For the simple Hubbard model (V = 0) the authors find that at intermediate repulsive U (≈ 4 t) the two‑hole binding energy is weakly negative (≈ −0.1 t), suggesting a modest correlation‑induced pairing tendency. The binding is strongest for two holes; three‑ and four‑hole binding energies remain positive for all U, indicating that larger clusters do not form and that the system does not phase‑separate on this finite lattice. Real‑space spin‑spin (Lij) and charge‑charge (Dij) correlators reveal a magnetic‑polaron picture: a single hole drags a cloud of disturbed spins, while a second hole can retrace the path and restore the spin background, thereby gaining kinetic energy.
Introducing a nearest‑neighbor interaction V dramatically reshapes the landscape. For attractive V (V < 0) the two‑hole binding energy becomes strongly negative (e.g., EB2 ≈ −2.5 t at U = 10, V = −2), and EB3 and EB4 also turn negative, signalling the formation of multi‑hole clusters and macroscopic phase separation. In this regime the charge‑charge correlator shows a pronounced peak inside the cluster, while the spin correlator is strongly suppressed, indicating a magnetically quenched region where local magnetic order is destroyed by the dense hole aggregation.
Conversely, repulsive V (V > 0) suppresses hole pairing. EB2 remains only slightly negative (≈ −0.05 t) and EB3, EB4 stay positive, so phase separation is absent. Instead, a charge‑density‑wave (CDW) pattern emerges: Dij exhibits a periodic modulation of charge density across the lattice, and Lij retains a modulated antiferromagnetic background. The CDW competes with hole binding, limiting the mobility of hole pairs. The competition is most pronounced at strong coupling (U = 10), where the sign of V determines whether the system falls into a phase‑separated, magnetically quenched state (V < 0) or a CDW‑stabilized, weakly paired state (V > 0).

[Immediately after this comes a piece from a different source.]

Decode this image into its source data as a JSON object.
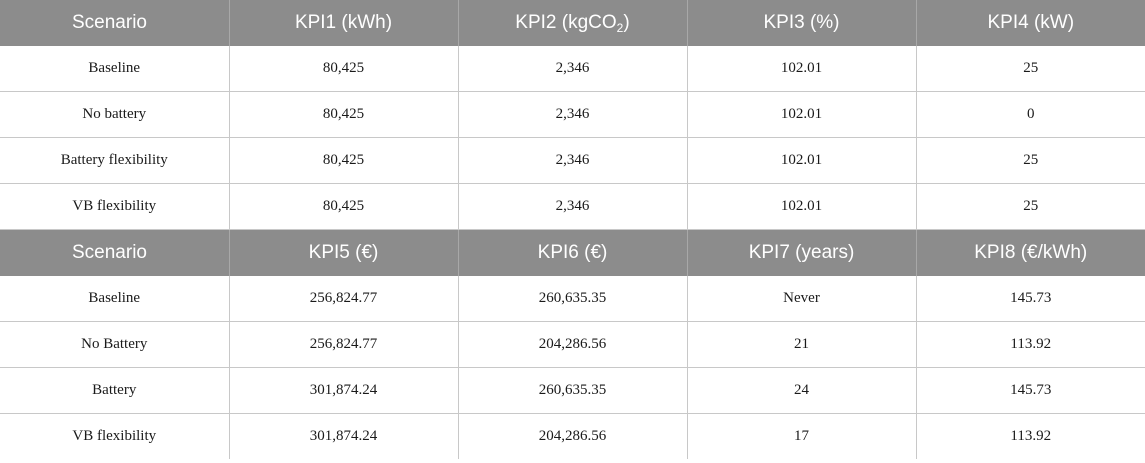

The authors also compare periodic and open boundary conditions. While quantitative values of the binding energies shift, the qualitative trends—weak pairing for V = 0, phase separation for V < 0, and CDW for V > 0—are robust. This demonstrates that even on a small cluster the non‑local interaction V is the decisive factor governing whether holes bind via magnetic correlations, cluster and drive phase separation, or coexist with charge order.
In summary, the paper establishes that (i) the simple Hubbard model on a 12‑site cylinder supports only modest two‑hole pairing at intermediate U, (ii) an attractive nearest‑neighbor interaction can overcome on‑site repulsion to produce multi‑hole clusters and phase separation with quenched magnetism, and (iii) a repulsive V stabilizes charge‑density‑wave order that coexists with weakly bound hole pairs within a modulated magnetic background. These exact results provide microscopic insight into how non‑local Coulomb terms reshape spin‑charge competition, offering a valuable benchmark for larger‑scale numerical methods and for experiments on ultracold atoms in optical lattices that emulate extended Hubbard physics.